Dès le début du conflit, et même avant, lors de la révolution du Maïdan qui est à l’origine de l’éclatement de la guerre, la vérité fut la première victime. La machine médiatique occidentale a tout fait dès le début de cette révolution colorée pour présenter les manifestants, puis les nouvelles autorités ukrainiennes sous un jour favorable. Les néo-nazis impliqués dans les violences et très probablement dans les meurtres qui ont eu lieu sur la place du Maïdan, et qui se sont ensuite retrouvés au sein des nouvelles autorités ont été pudiquement renommés « nationalistes ».
Il ne fallait surtout pas que les peuples occidentaux comprennent, comme le fera plus tard Paul Moreira dans son documentaire « Ukraine : les masques de la révolution », qu’ils se sont fait berner. Que le conte de fées de la révolte populaire qui leur a été vendu est en fait l’histoire sordide d’un mécontentement populaire légitime noyauté par des groupuscules néo-nazis financés par les États-Unis, les néo-conservateurs et les oligarques ukrainiens acquis à leur cause pour renverser un président démocratiquement élu qui ne faisait pas ce que les États-Unis voulaient.
Il ne fallait surtout pas que les peuples occidentaux sachent ce que ces groupuscules néo-nazis adeptes de Stepan Bandera (un collaborateur des nazis) ont fait en termes de crimes et d’atrocités contre les russophones de Crimée, puis ceux du Donbass. En quoi ces crimes ont eu une importance capitale pour expliquer la situation actuelle de ces deux régions.
Du Maïdan à la guerre dans le Donbass, les origines du conflit
Reprenons donc la chronologie depuis le Maïdan. Le 22 février 2014, à peine 24 h après un accord conclu entre le président ukrainien, Viktor Ianoukovytch et l’opposition, avec l’appui de l’UE, Ianoukovytch est destitué de manière totalement anticonstitutionnelle par la Rada, et remplacé par Oleksandr Tourtchynov. Un jour après la Rada vote l’abrogation de la loi sur les langues régionales, retirant au russe son statut de langue officielle dans 13 des 27 régions que compte l’Ukraine. Même si Tourtchynov expliquera par après ne pas vouloir faire entrer en vigueur cette loi immédiatement (ce qui sonne comme une excuse bidon pour faire croire qu’il n’y avait pas de raison pour le Sud-Est du pays de s’affoler), elle mettra le feu aux poudres.

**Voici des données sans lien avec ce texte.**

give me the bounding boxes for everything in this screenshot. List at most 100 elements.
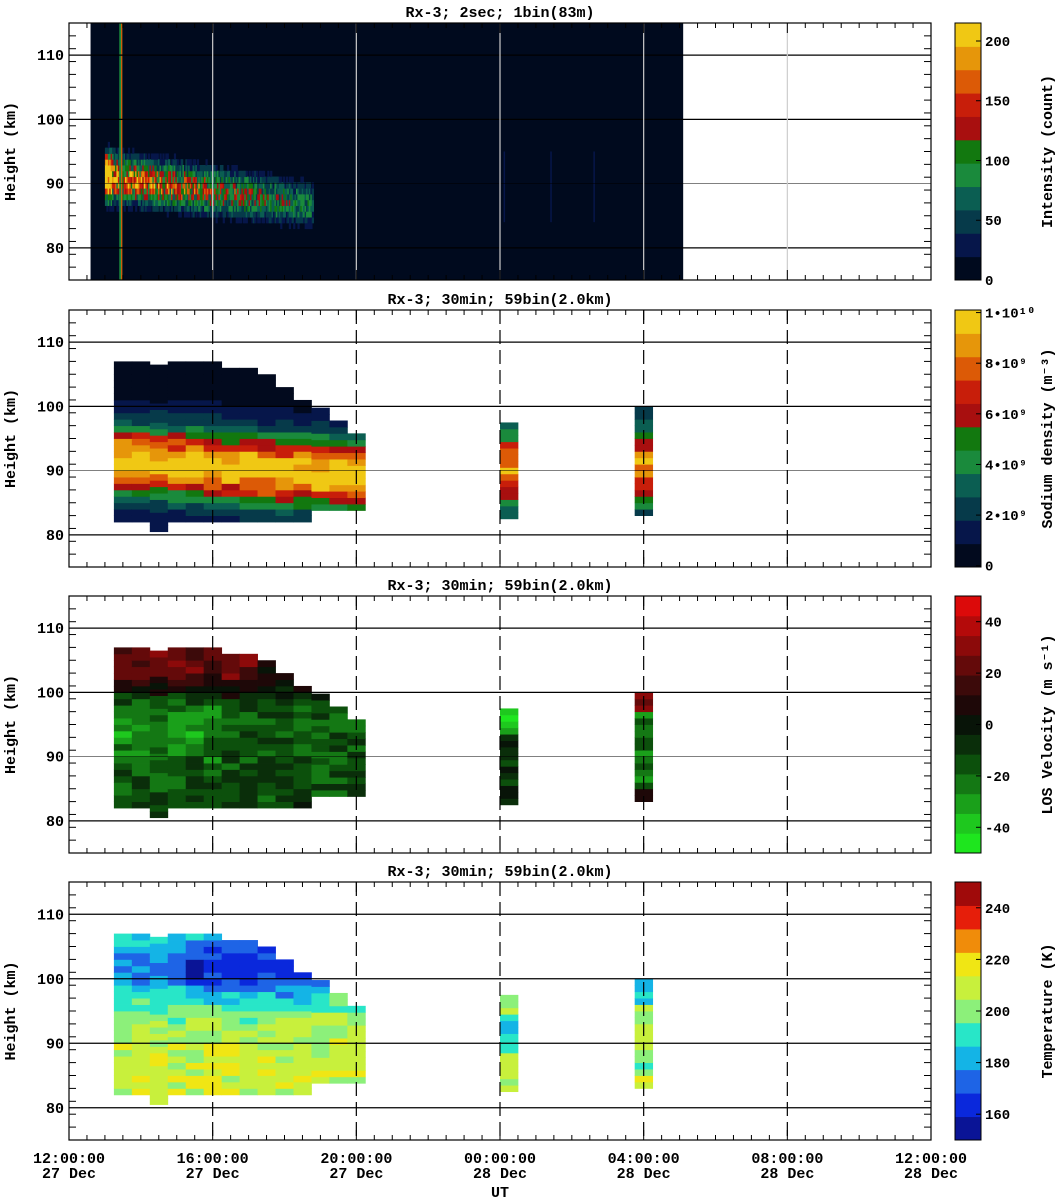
data-cell [113,464,133,472]
intensity-cell [150,153,154,160]
intensity-cell [199,193,202,201]
intensity-cell [136,193,139,201]
intensity-cell [280,205,283,212]
intensity-cell [104,153,108,160]
intensity-cell [248,193,251,201]
intensity-cell [300,217,303,224]
intensity-cell [241,176,244,183]
data-cell [239,972,258,980]
intensity-cell [280,182,283,189]
intensity-cell [179,193,182,201]
intensity-cell [237,193,240,201]
data-cell [257,1088,276,1096]
data-cell [221,653,241,661]
data-cell [167,451,187,459]
intensity-cell [274,188,277,195]
intensity-cell [117,147,121,154]
data-cell [185,387,205,394]
intensity-cell [275,188,279,195]
data-cell [131,1023,151,1031]
intensity-cell [143,182,146,189]
intensity-cell [195,205,198,212]
intensity-cell [310,222,313,230]
data-cell [221,1049,241,1057]
data-cell [149,759,169,767]
intensity-cell [155,188,158,195]
data-cell [131,775,151,783]
data-cell [293,985,312,993]
data-cell [185,464,205,472]
intensity-cell [162,159,165,166]
data-cell [113,477,133,484]
intensity-cell [264,211,267,218]
intensity-cell [172,193,175,201]
data-cell [131,801,151,809]
intensity-cell [165,193,168,201]
intensity-cell [288,188,292,195]
intensity-cell [281,211,284,218]
intensity-cell [273,193,276,201]
data-cell [149,371,169,378]
intensity-cell [221,193,224,201]
colorbar-tick-label: 180 [985,1057,1010,1073]
intensity-cell [185,205,188,212]
intensity-cell [250,182,253,189]
intensity-cell [159,199,162,206]
data-cell [149,409,169,417]
intensity-cell [183,170,187,178]
intensity-cell [173,182,177,189]
data-cell [311,1038,330,1045]
data-cell [275,1049,294,1057]
intensity-cell [109,182,112,189]
data-cell [185,1049,205,1057]
intensity-cell [114,199,118,206]
intensity-cell [277,193,280,201]
data-cell [329,732,348,740]
data-cell [293,1062,312,1070]
intensity-cell [132,188,135,195]
intensity-cell [168,199,171,206]
data-cell [329,745,348,752]
intensity-cell [126,193,129,201]
data-cell [149,772,169,780]
intensity-cell [261,199,264,206]
colorbar-segment [955,734,981,755]
colorbar-segment [955,23,981,47]
data-cell [311,712,330,720]
intensity-cell [219,164,223,172]
data-cell [149,435,169,443]
intensity-cell [224,170,227,178]
intensity-cell [308,188,312,195]
data-cell [113,933,133,941]
intensity-cell [306,199,309,206]
intensity-cell [107,159,110,166]
intensity-cell [195,176,198,183]
intensity-cell [257,205,260,212]
intensity-cell [298,193,302,201]
data-cell [149,377,169,385]
intensity-cell [267,193,270,201]
intensity-cell [172,170,175,178]
y-tick-label: 100 [37,399,64,416]
data-cell [257,477,276,484]
intensity-cell [188,170,191,178]
intensity-cell [186,199,190,206]
intensity-cell [232,170,235,178]
intensity-cell [231,193,234,201]
intensity-cell [168,193,171,201]
data-cell [221,940,241,947]
intensity-cell [169,170,172,178]
data-cell [239,496,258,504]
intensity-cell [106,199,109,206]
intensity-cell [173,153,177,160]
data-cell [311,783,330,791]
data-cell [257,1036,276,1044]
data-cell [311,1070,330,1078]
data-cell [131,666,151,674]
intensity-cell [306,222,309,230]
intensity-cell [135,188,138,195]
data-cell [311,439,330,447]
data-cell [293,399,312,407]
intensity-cell [156,159,159,166]
intensity-cell [308,222,312,230]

Toute la partie Sud-Sud Est du pays est essentiellement russophone, et pas très adepte des idées pro-Bandera de l’Ouest de l’Ukraine. Avec les Criméens ils avaient d’ailleurs, pour certains, fait des manifestations anti-Maïdan pour dénoncer cette tentative de mainmise de l’Ouest de l’Ukraine sur la politique de l’ensemble du pays. Quand Ianoukovytch est destitué, puis cette loi votée, ils comprennent que c’est la composante la plus russophobe du pays qui vient de prendre le pouvoir. De manière logique, et légitime, la Crimée et le Donbass se soulèvent alors contre les nouvelles autorités ukrainiennes, qui sont totalement illégitimes au regard de la constitution.
Dans le Donbass, cela se manifestera tout d’abord par le fait d’empêcher les pro-Maïdan de déboulonner les statues de Lénine (car cela revient pour eux à effacer l’histoire du pays), puis par des affrontements entre les pro et les anti-Maïdan. Des manifestations pacifiques ont lieu aussi entre autre à Donetsk et Lougansk pour demander plus d’autonomie pour ces régions (en clair une fédéralisation de l’Ukraine), et la possibilité de garder leur langue, leur culture et leurs traditions.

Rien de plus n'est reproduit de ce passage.